Viotti was still riding high from her appearance in front of more than a billion TV viewers when AFP spoke to her on Monday.
"It's dizzying," the 38-year-old French-Swiss mezzo-soprano said.
Viotti has dates coming up at Milan's La Scala and the Paris Opera, but she is no stranger to metal, having performed with groups Lost Legacy and Soulmaker.
She was overjoyed to bring the music to a wider audience.
"I've read comments on social networks saying 'I never listen to metal but, this one, it's great, it gave such energy to the show,'" she said.
She hopes it will help change the image of metal and finally rid the genre of its "Satanist" or "violent" cliches.
A surprise inclusion in the Olympics show, Gojira are a French band that have won over metalheads around the world with their pulverising guitars and earth-shattering drums.
"It's crazy, a very nice surprise and a world first for metal," said Corentin Charbonnier, a doctor in anthropology and a French researcher on metal music.
"Right now, we're living in a golden age for metal," he said.
Charbonnier helped curate France's largest-ever exhibition about the genre at -- of all places -- the Paris Philharmonic, which is running until September 29.
Metal is usually traced back to English group Black Sabbath in the early 1970s, merging with glam in the form of Kiss around a decade later and finding its textbook form with US band Metallica in the 1980s and 1990s.
It is now a fully established genre even in France, with a dedicated festival -- Hellfest -- that attracted around 240,000 fans to its latest edition last month.

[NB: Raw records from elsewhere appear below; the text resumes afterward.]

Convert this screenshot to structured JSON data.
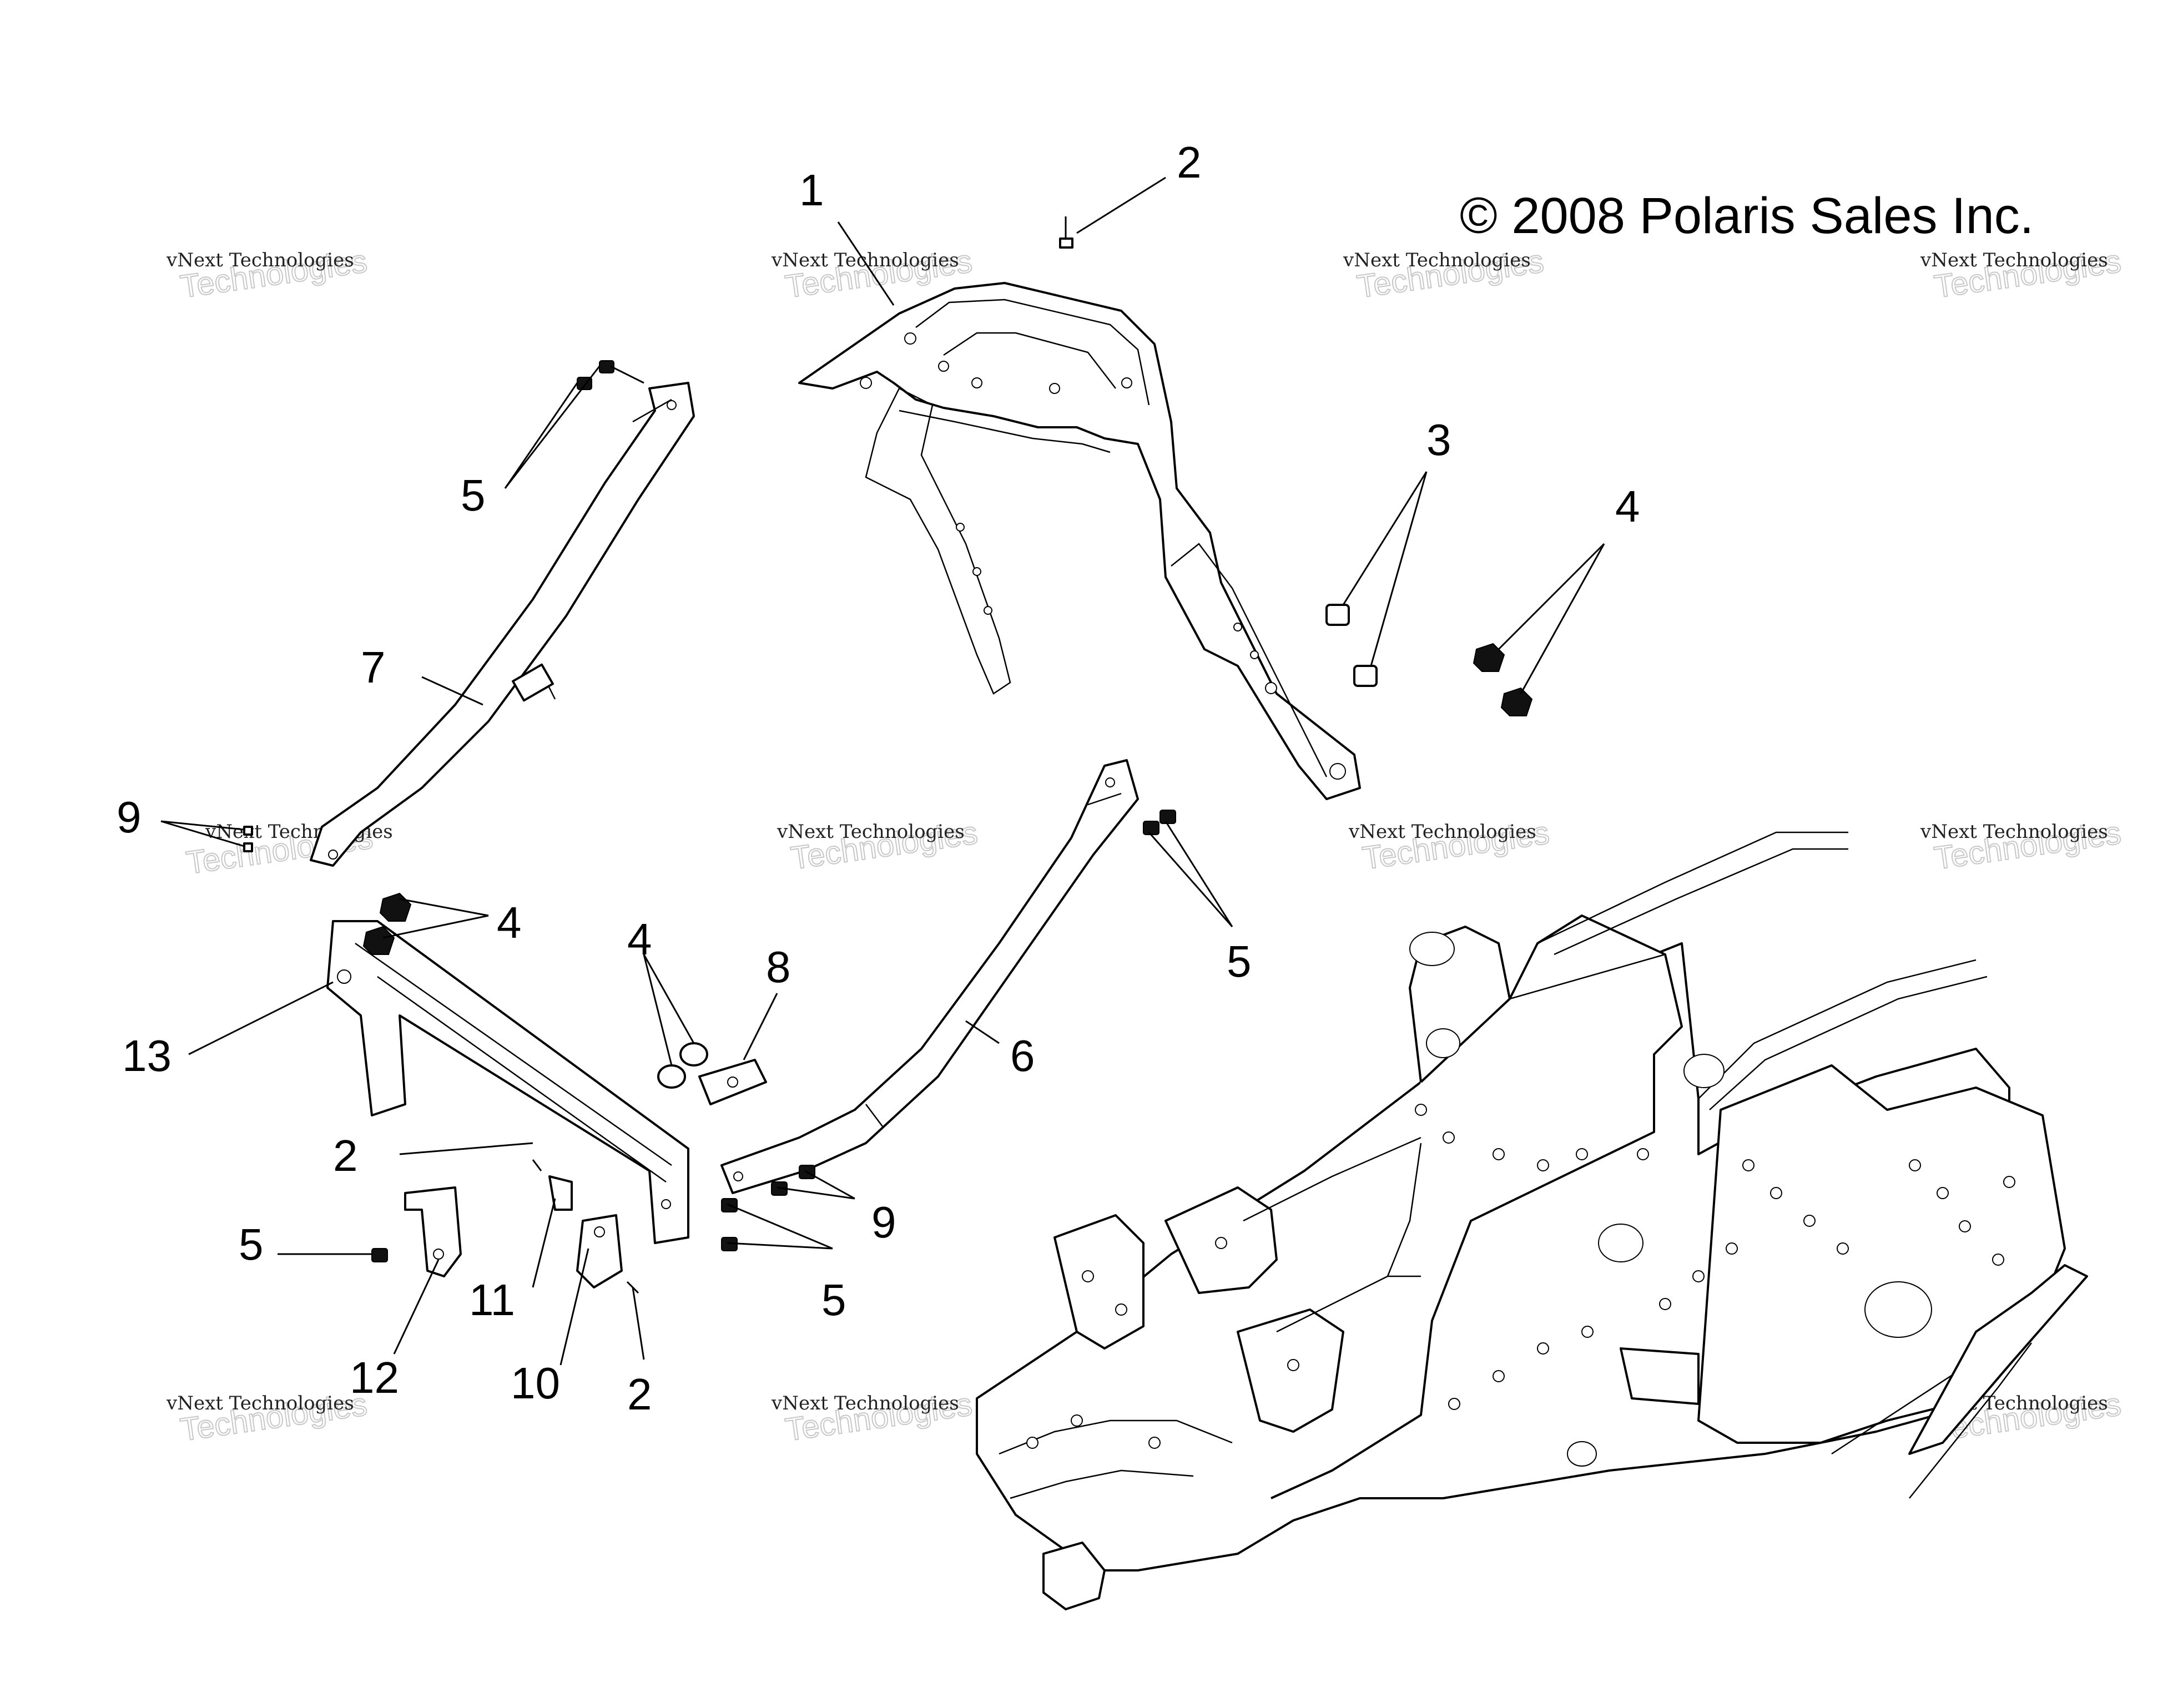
{
  "diagram": {
    "copyright": "© 2008 Polaris Sales Inc.",
    "watermark": {
      "line1": "vNext Technologies",
      "line2": "Technologies"
    },
    "callouts": {
      "c1": "1",
      "c2_top": "2",
      "c3": "3",
      "c4_right": "4",
      "c5_top": "5",
      "c7": "7",
      "c9_left": "9",
      "c4_left": "4",
      "c4_mid": "4",
      "c8": "8",
      "c6": "6",
      "c5_right": "5",
      "c13": "13",
      "c2_left": "2",
      "c9_mid": "9",
      "c5_left": "5",
      "c11": "11",
      "c5_mid": "5",
      "c12": "12",
      "c10": "10",
      "c2_bottom": "2"
    }
  }
}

Metallica headlined the festival for the second time in three years.
"What is interesting in the current revival of metal culture is that some want to be recognised and others want to stay in the shadows, in the counter-culture," Charbonnier said.
The Olympics show has perhaps made it harder to stay niche -- Gojira saw their Spotify streaming numbers jump by 282 percent in France over the weekend, and 129 percent worldwide.
"Some people worry that we risk losing the essence of the music" if it grows too mainstream, Viotti said.
"But, in my eyes, we must move in the direction of union, gathering, sharing, building bridges."